Bryant Vincent said earlier this week that, while chapters have been written about this UAB football team, the entire book is not a finished product.

Four chapters have been written. Two of those chapters ended poorly for the Blazers, which puts them on the brink of falling below .500 for the first time since football returned to the campus in 2017.

One of the favorite chapters of any UAB football season comes on Saturday when Middle Tennessee comes to Protective Stadium for the Children’s Harbor Homecoming Game. Kickoff is slated for 2:30 p.m.

The Children’s Harbor Homecoming Game began in 2017. The Blazers beat Louisiana Tech, largely thanks to a blocked field goal attempt on the game’s final play in the first one, overcame North Texas with a strong second half the following year, won in a rout over Old Dominion in 2019, got past UTSA in 2020 and finally lost one last season with a setback to Rice.

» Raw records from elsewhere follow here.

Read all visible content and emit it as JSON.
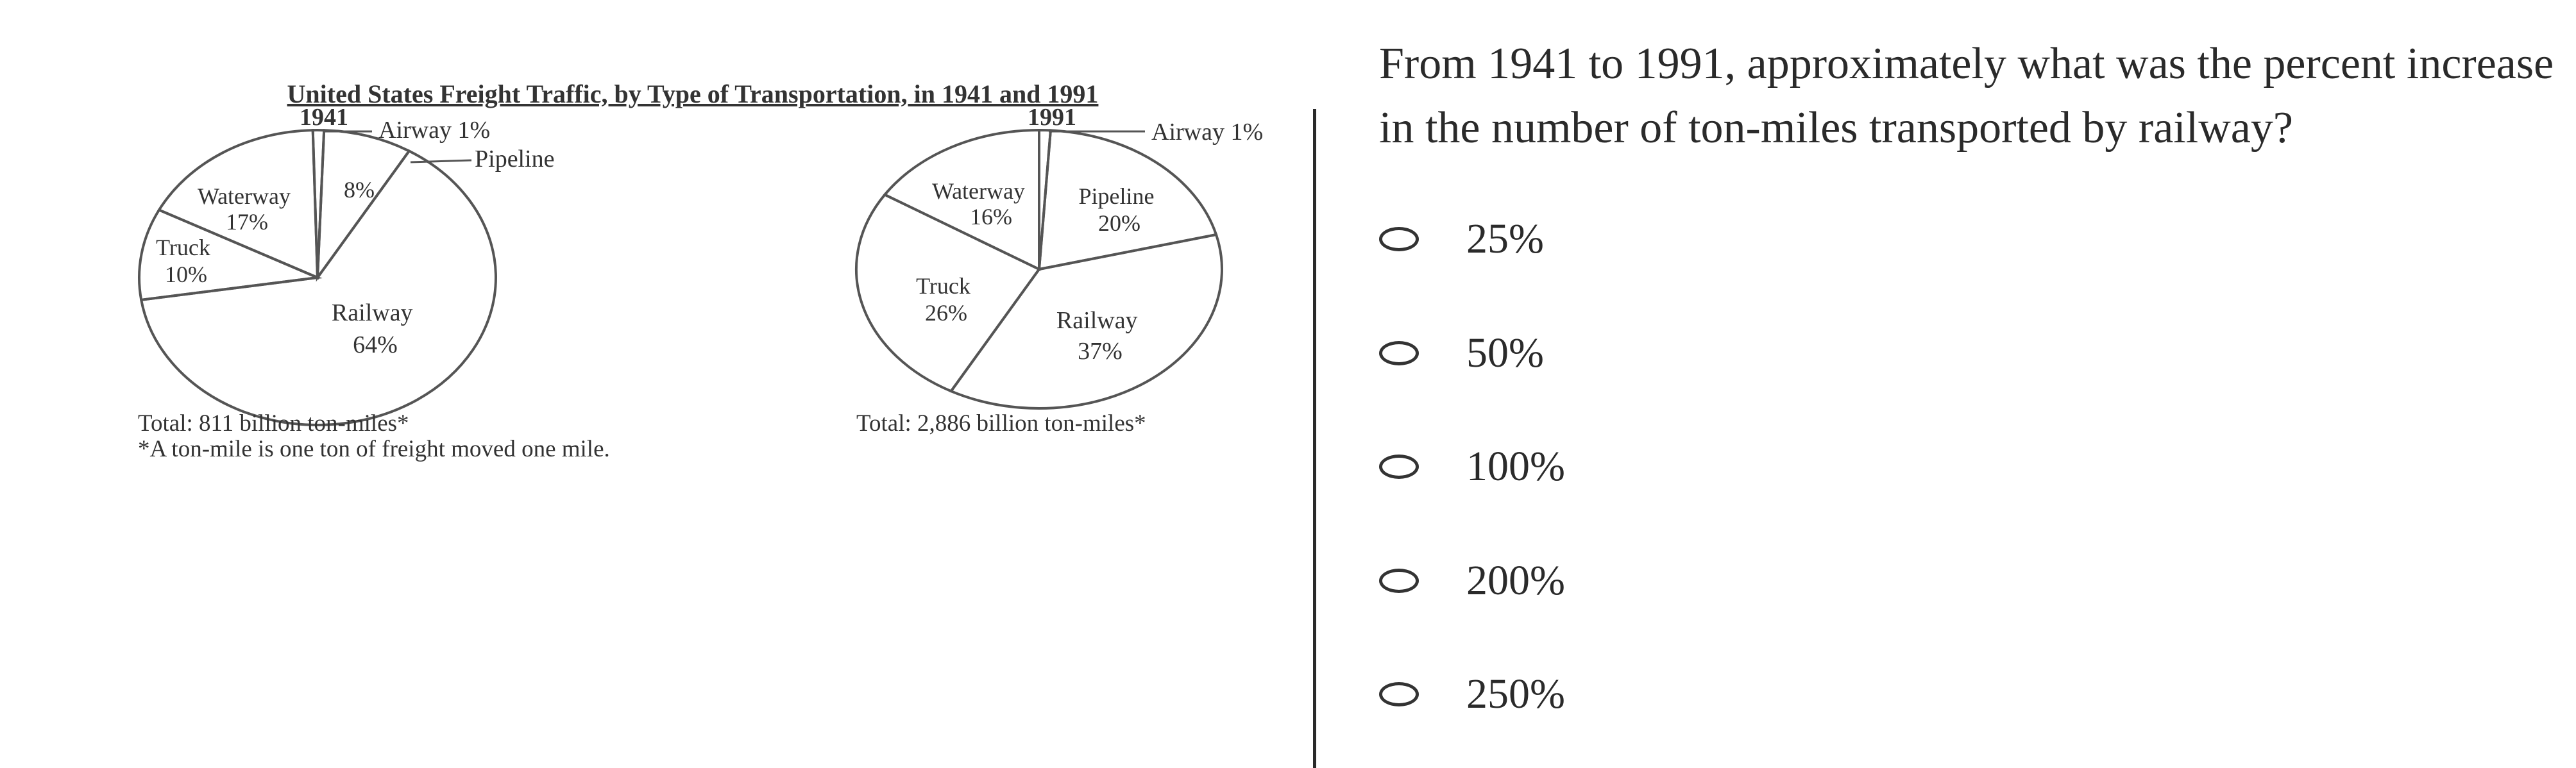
{
  "question": {
    "text": "From 1941 to 1991, approximately what was the percent increase in the number of ton-miles transported by railway?",
    "options": [
      "25%",
      "50%",
      "100%",
      "200%",
      "250%"
    ]
  },
  "colors": {
    "line": "#555555",
    "text": "#333333",
    "divider": "#2a2a2a"
  },
  "chart_data": {
    "title": "United States Freight Traffic, by Type of Transportation, in 1941 and 1991",
    "footnote": "*A ton-mile is one ton of freight moved one mile.",
    "charts": [
      {
        "type": "pie",
        "year": "1941",
        "total": "Total: 811 billion ton-miles*",
        "slices": [
          {
            "label": "Airway",
            "percent": 1,
            "text": "Airway 1%"
          },
          {
            "label": "Pipeline",
            "percent": 8,
            "text": "8%"
          },
          {
            "label": "Railway",
            "percent": 64,
            "text": "Railway 64%"
          },
          {
            "label": "Truck",
            "percent": 10,
            "text": "Truck 10%"
          },
          {
            "label": "Waterway",
            "percent": 17,
            "text": "Waterway 17%"
          }
        ],
        "callouts": [
          "Pipeline"
        ]
      },
      {
        "type": "pie",
        "year": "1991",
        "total": "Total: 2,886 billion ton-miles*",
        "slices": [
          {
            "label": "Airway",
            "percent": 1,
            "text": "Airway 1%"
          },
          {
            "label": "Pipeline",
            "percent": 20,
            "text": "Pipeline 20%"
          },
          {
            "label": "Railway",
            "percent": 37,
            "text": "Railway 37%"
          },
          {
            "label": "Truck",
            "percent": 26,
            "text": "Truck 26%"
          },
          {
            "label": "Waterway",
            "percent": 16,
            "text": "Waterway 16%"
          }
        ]
      }
    ]
  }
}
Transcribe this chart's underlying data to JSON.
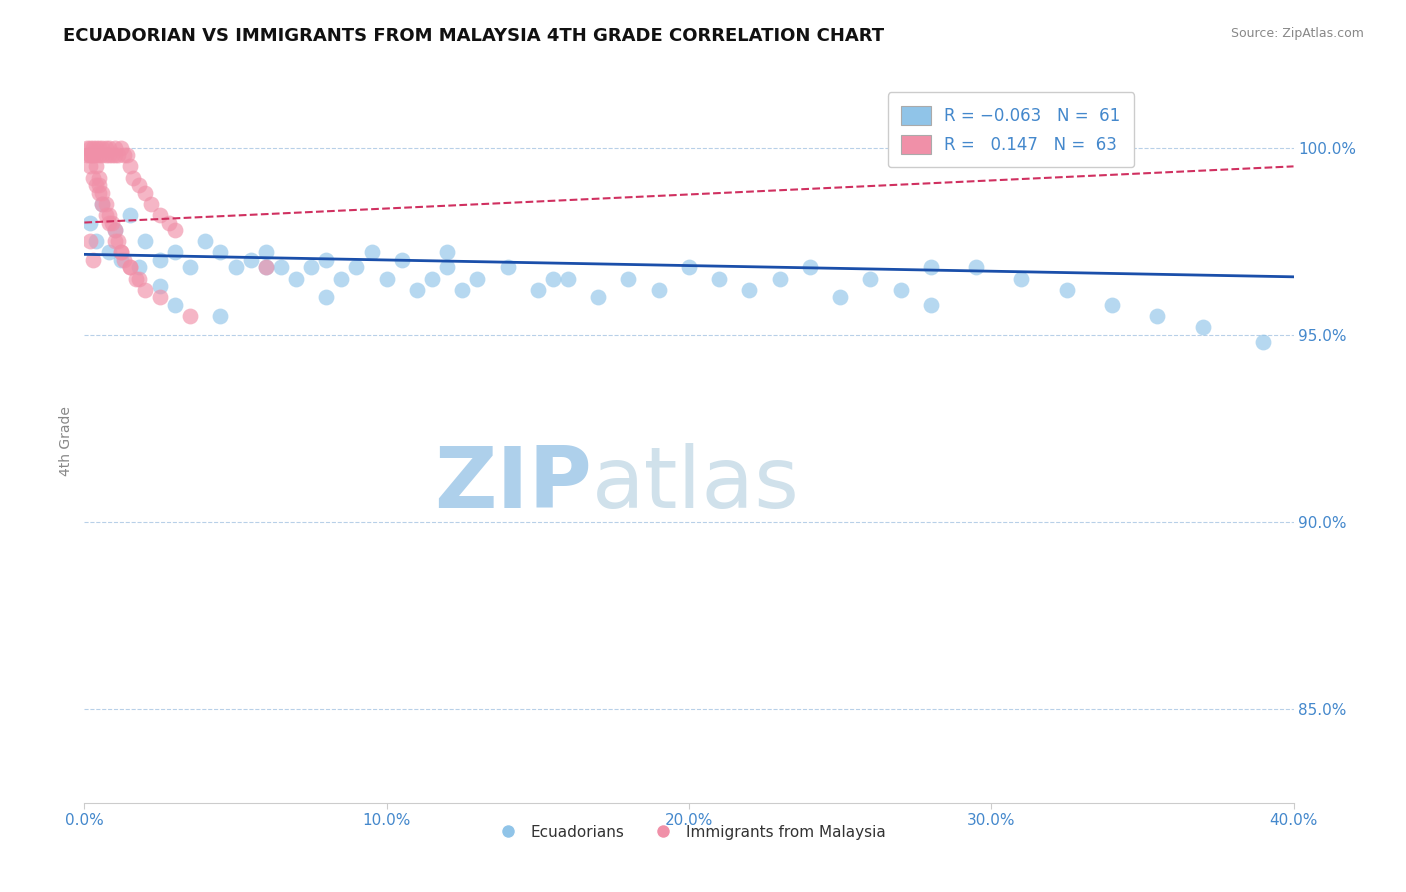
{
  "title": "ECUADORIAN VS IMMIGRANTS FROM MALAYSIA 4TH GRADE CORRELATION CHART",
  "source_text": "Source: ZipAtlas.com",
  "ylabel": "4th Grade",
  "y_ticks": [
    0.85,
    0.9,
    0.95,
    1.0
  ],
  "y_tick_labels": [
    "85.0%",
    "90.0%",
    "95.0%",
    "100.0%"
  ],
  "x_min": 0.0,
  "x_max": 0.4,
  "y_min": 0.825,
  "y_max": 1.018,
  "color_blue": "#90c4e8",
  "color_pink": "#f090a8",
  "color_trendline_blue": "#1a4faa",
  "color_trendline_pink": "#d03060",
  "watermark_color": "#cce0f0",
  "grid_color": "#b8d0e8",
  "title_color": "#111111",
  "axis_label_color": "#4488cc",
  "ecuadorians_x": [
    0.002,
    0.004,
    0.006,
    0.008,
    0.01,
    0.012,
    0.015,
    0.018,
    0.02,
    0.025,
    0.03,
    0.035,
    0.04,
    0.045,
    0.05,
    0.055,
    0.06,
    0.065,
    0.07,
    0.075,
    0.08,
    0.085,
    0.09,
    0.095,
    0.1,
    0.105,
    0.11,
    0.115,
    0.12,
    0.125,
    0.13,
    0.14,
    0.15,
    0.16,
    0.17,
    0.18,
    0.19,
    0.2,
    0.21,
    0.22,
    0.23,
    0.24,
    0.25,
    0.26,
    0.27,
    0.28,
    0.295,
    0.31,
    0.325,
    0.34,
    0.355,
    0.37,
    0.39,
    0.025,
    0.03,
    0.045,
    0.06,
    0.08,
    0.12,
    0.155,
    0.28
  ],
  "ecuadorians_y": [
    0.98,
    0.975,
    0.985,
    0.972,
    0.978,
    0.97,
    0.982,
    0.968,
    0.975,
    0.97,
    0.972,
    0.968,
    0.975,
    0.972,
    0.968,
    0.97,
    0.972,
    0.968,
    0.965,
    0.968,
    0.97,
    0.965,
    0.968,
    0.972,
    0.965,
    0.97,
    0.962,
    0.965,
    0.968,
    0.962,
    0.965,
    0.968,
    0.962,
    0.965,
    0.96,
    0.965,
    0.962,
    0.968,
    0.965,
    0.962,
    0.965,
    0.968,
    0.96,
    0.965,
    0.962,
    0.958,
    0.968,
    0.965,
    0.962,
    0.958,
    0.955,
    0.952,
    0.948,
    0.963,
    0.958,
    0.955,
    0.968,
    0.96,
    0.972,
    0.965,
    0.968
  ],
  "malaysia_x": [
    0.001,
    0.002,
    0.002,
    0.003,
    0.003,
    0.004,
    0.004,
    0.005,
    0.005,
    0.006,
    0.006,
    0.007,
    0.007,
    0.008,
    0.008,
    0.009,
    0.01,
    0.01,
    0.011,
    0.012,
    0.013,
    0.014,
    0.015,
    0.016,
    0.018,
    0.02,
    0.022,
    0.025,
    0.028,
    0.03,
    0.002,
    0.003,
    0.004,
    0.005,
    0.005,
    0.006,
    0.007,
    0.008,
    0.009,
    0.01,
    0.011,
    0.012,
    0.013,
    0.015,
    0.017,
    0.02,
    0.001,
    0.002,
    0.003,
    0.004,
    0.005,
    0.006,
    0.007,
    0.008,
    0.01,
    0.012,
    0.015,
    0.018,
    0.025,
    0.035,
    0.002,
    0.003,
    0.06
  ],
  "malaysia_y": [
    1.0,
    1.0,
    0.998,
    1.0,
    0.998,
    1.0,
    0.998,
    1.0,
    0.998,
    1.0,
    0.998,
    1.0,
    0.998,
    1.0,
    0.998,
    0.998,
    1.0,
    0.998,
    0.998,
    1.0,
    0.998,
    0.998,
    0.995,
    0.992,
    0.99,
    0.988,
    0.985,
    0.982,
    0.98,
    0.978,
    0.998,
    0.998,
    0.995,
    0.992,
    0.99,
    0.988,
    0.985,
    0.982,
    0.98,
    0.978,
    0.975,
    0.972,
    0.97,
    0.968,
    0.965,
    0.962,
    0.998,
    0.995,
    0.992,
    0.99,
    0.988,
    0.985,
    0.982,
    0.98,
    0.975,
    0.972,
    0.968,
    0.965,
    0.96,
    0.955,
    0.975,
    0.97,
    0.968
  ],
  "trendline_blue_y0": 0.9715,
  "trendline_blue_y1": 0.9655,
  "trendline_pink_y0": 0.98,
  "trendline_pink_y1": 0.995
}
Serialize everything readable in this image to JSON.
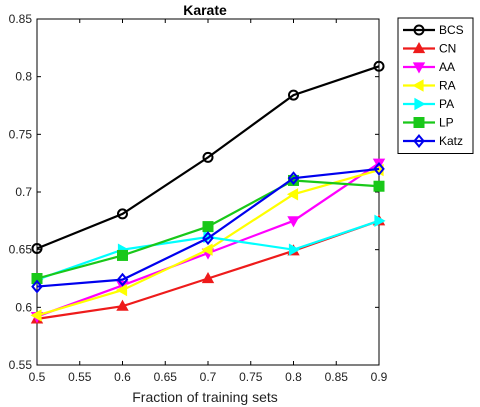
{
  "chart_data": {
    "type": "line",
    "title": "Karate",
    "xlabel": "Fraction of training sets",
    "ylabel": "",
    "x": [
      0.5,
      0.6,
      0.7,
      0.8,
      0.9
    ],
    "xlim": [
      0.5,
      0.9
    ],
    "ylim": [
      0.55,
      0.85
    ],
    "x_ticks": [
      "0.5",
      "0.55",
      "0.6",
      "0.65",
      "0.7",
      "0.75",
      "0.8",
      "0.85",
      "0.9"
    ],
    "y_ticks": [
      "0.55",
      "0.6",
      "0.65",
      "0.7",
      "0.75",
      "0.8",
      "0.85"
    ],
    "grid": false,
    "legend_position": "top-right",
    "series": [
      {
        "name": "BCS",
        "color": "#000000",
        "marker": "circle",
        "values": [
          0.651,
          0.681,
          0.73,
          0.784,
          0.809
        ]
      },
      {
        "name": "CN",
        "color": "#ee1b1b",
        "marker": "triangle-up",
        "values": [
          0.59,
          0.601,
          0.625,
          0.649,
          0.675
        ]
      },
      {
        "name": "AA",
        "color": "#ff00ff",
        "marker": "triangle-down",
        "values": [
          0.592,
          0.619,
          0.647,
          0.675,
          0.725
        ]
      },
      {
        "name": "RA",
        "color": "#ffff00",
        "marker": "triangle-left",
        "values": [
          0.593,
          0.615,
          0.65,
          0.698,
          0.719
        ]
      },
      {
        "name": "PA",
        "color": "#00ffff",
        "marker": "triangle-right",
        "values": [
          0.624,
          0.65,
          0.661,
          0.65,
          0.675
        ]
      },
      {
        "name": "LP",
        "color": "#19c819",
        "marker": "square",
        "values": [
          0.625,
          0.645,
          0.67,
          0.71,
          0.705
        ]
      },
      {
        "name": "Katz",
        "color": "#0000ee",
        "marker": "diamond",
        "values": [
          0.618,
          0.624,
          0.66,
          0.712,
          0.72
        ]
      }
    ]
  }
}
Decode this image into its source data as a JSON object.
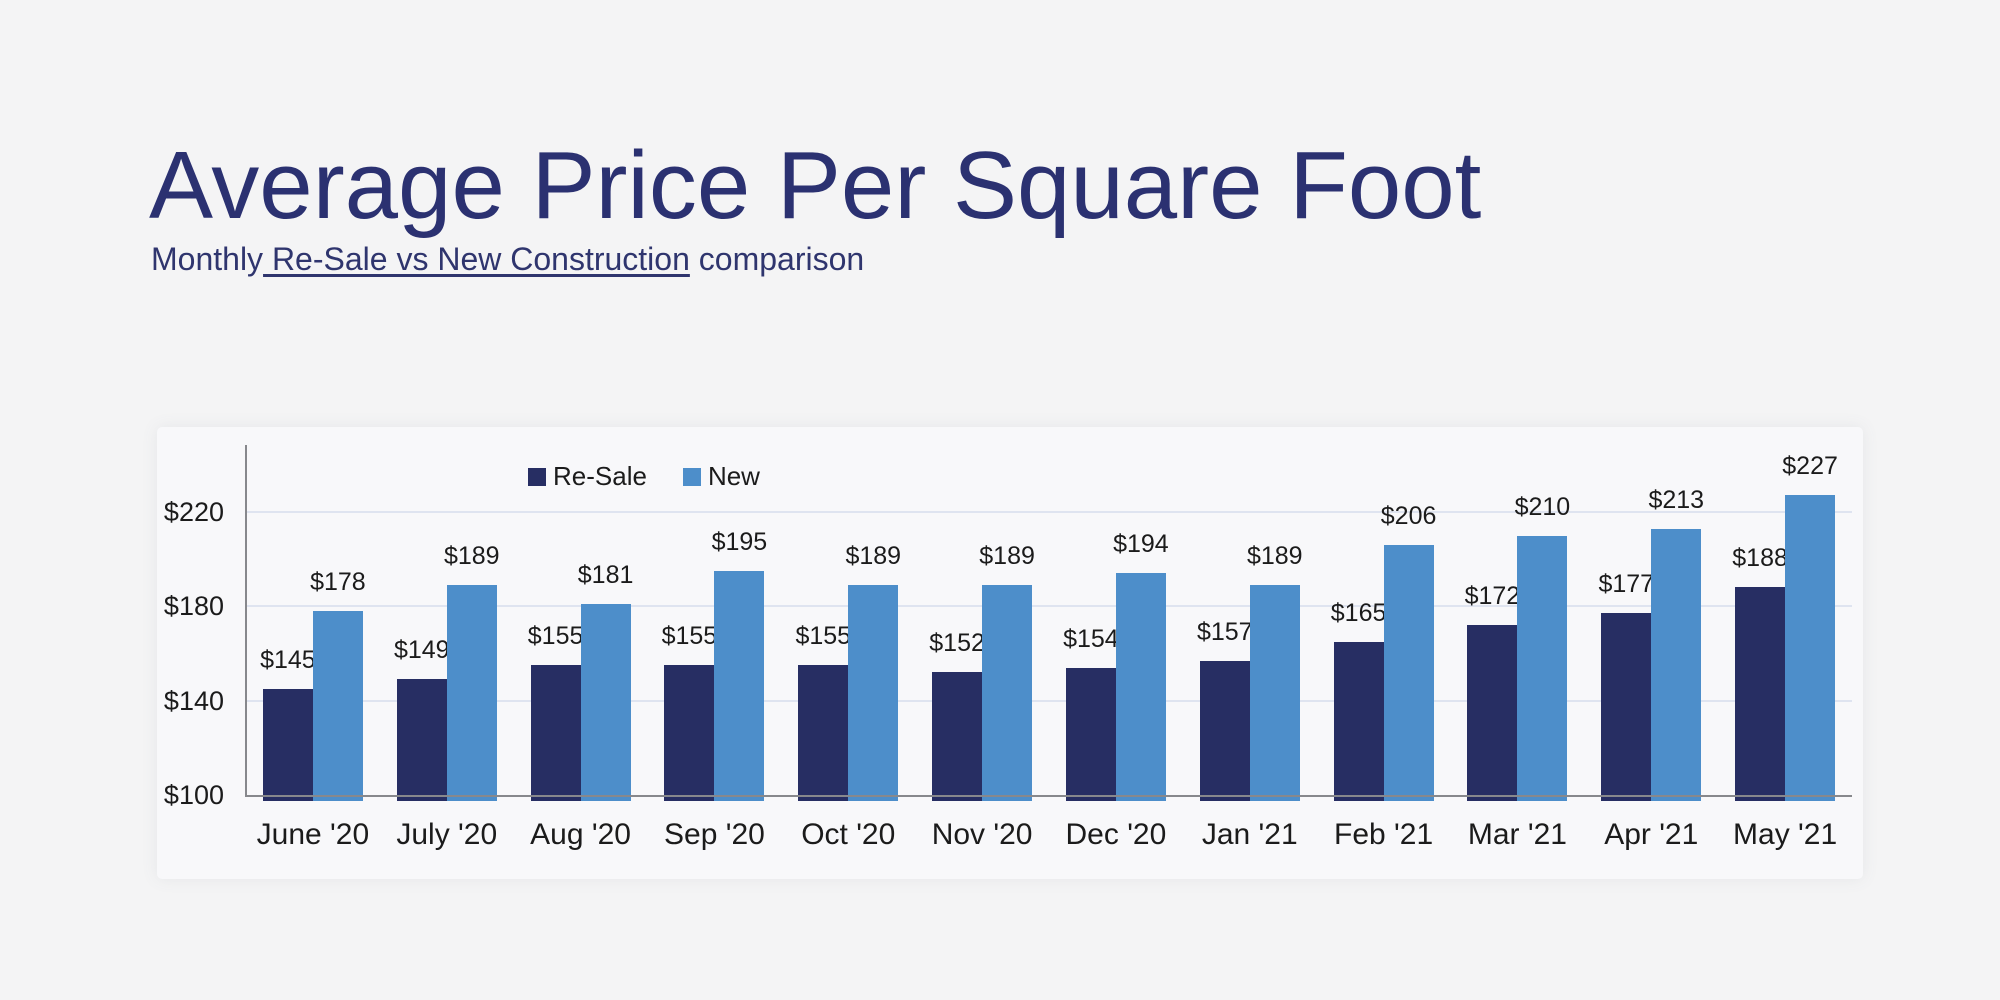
{
  "page": {
    "background_color": "#f4f4f5"
  },
  "header": {
    "title": "Average Price Per Square Foot",
    "subtitle_prefix": "Monthly",
    "subtitle_underlined": " Re-Sale vs New Construction",
    "subtitle_suffix": " comparison",
    "title_color": "#2b3171"
  },
  "legend": {
    "items": [
      {
        "label": "Re-Sale",
        "color": "#272e63"
      },
      {
        "label": "New",
        "color": "#4d8eca"
      }
    ]
  },
  "chart_data": {
    "type": "bar",
    "title": "Average Price Per Square Foot",
    "subtitle": "Monthly Re-Sale vs New Construction comparison",
    "categories": [
      "June '20",
      "July '20",
      "Aug '20",
      "Sep '20",
      "Oct '20",
      "Nov '20",
      "Dec '20",
      "Jan '21",
      "Feb '21",
      "Mar '21",
      "Apr '21",
      "May '21"
    ],
    "series": [
      {
        "name": "Re-Sale",
        "color": "#272e63",
        "values": [
          145,
          149,
          155,
          155,
          155,
          152,
          154,
          157,
          165,
          172,
          177,
          188
        ]
      },
      {
        "name": "New",
        "color": "#4d8eca",
        "values": [
          178,
          189,
          181,
          195,
          189,
          189,
          194,
          189,
          206,
          210,
          213,
          227
        ]
      }
    ],
    "data_label_prefix": "$",
    "y_ticks": [
      100,
      140,
      180,
      220
    ],
    "y_tick_prefix": "$",
    "ylim": [
      100,
      250
    ],
    "xlabel": "",
    "ylabel": "",
    "grid": true,
    "legend_position": "top",
    "grid_color": "#dfe4f0",
    "axis_color": "#87888c"
  }
}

More than 90 children will be represented on Saturday. The players received information on the kids they are playing for early this week and more than 60 families came to practice on Thursday.

“Any time you can play for anything that’s bigger than you, it’s special,” senior Kelle Sanders said early this week. “Playing for something like this is truly special because knowing that you can be someone’s limelight for three and a half hours. It’s just, being there for somebody, for the game, it’s special. I’m just at a loss for words thinking about it.”

The last time these two teams met was in the 2018 Conference USA championship game. UAB claimed its first C-USA title that day with a 27-25 victory over the Blue Raiders. Six current UAB players – safeties Will Boler and Grayson Cash, cornerbacks CD Daniels and Starling Thomas V, defensive tackle Fish McWilliams and punter Kyle Greenwell – are listed on the participation chart in that game. Greenwell was the only one to register any stats, punting four times with an average of 46 yards per punt and a long punt of 53 yards.

Middle Tennessee head coach Rick Stockstill got ready to play different personnel this week, but he’s familiar with the plan, even though Bill Clark is no longer the program’s head coach.

“To me, there are not many changes,” Stockstill said. “To me, it’s the same schematic-wise, same offense, same defense to what they were doing with Bill there. They are still a tough, physical, hard-nosed team, who plays hard every snap. Those characteristics haven’t changed.”

The Blue Raiders know what to expect when UAB has the ball.

“It’s no secret that they like to run the ball a lot,” said Middle Tennessee defensive end Jordan Ferguson. “That’s the strength of their offense this year. They like to play really physical. They do a lot of 12 heavy, where they use a big offensive lineman at the tight end. They have two really good running backs that can pound it and get downhill. I know we have to be ready for that. We’re going to have to work hard.”

There’s no doubt that the UAB offense is fueled by DeWayne McBride and Jermaine Brown Jr., who have helped the Blazers lead C-USA with 220 rushing yards per game. Middle Tennessee, on the other hand, allowed a C-USA best 107.8 yards per game over the first five games.

The Blazers need to throw the ball well to help open up things on the ground. Dylan Hopkins had his best game of the season last Saturday, throwing for 231 yards and two touchdowns, and Trea Shropshire finally showed up with four catches for 65 yard and his first touchdown of the season.

The key to passing success, though, comes up front. Middle Tennessee is tied for 15th nationally in sacks with 19 in five games. Defensive tackle Zaylin Wood has four sacks, which is 21st in the country. Defensive end Ferguson and defensive tackle Marley Cook each have three sacks.

“What they do is bring multiple pressures,” Vincent said. “It all starts up front, starts with No. 7 (Wood) and No. 9 (Ferguson). They’re extremely fast, they’re twitchy, they bring a ton of pressure. We’ve got our hands full. Probably one of the top defenses we’ll see, (is) coming to town this Saturday.”

Offensively, Middle Tennessee uses the big play approach with quarterback Chase Cunningham, who has thrown for 1,368 yards with eight touchdowns and three interceptions. UAB’s defense has just nine sacks in four games, with Sanders leading the way with two sacks. Kyle Harrell is next with 1.5 sacks but he’s missed the past two games with a foot injury. The Blazers also have perhaps the best secondary in the conference.

“They don’t have a lot of sacks but they do push the pocket because they’re so big up front,” Stockstill said. "On the back end, they don’t give up a lot of big plays. They keep the ball in front of [them] and make you go a long way. I think it’s probably all 11 of those guys on defense (playing well). They’ve been in this system for a long time. They’ve all got a good understanding of what they want to do.”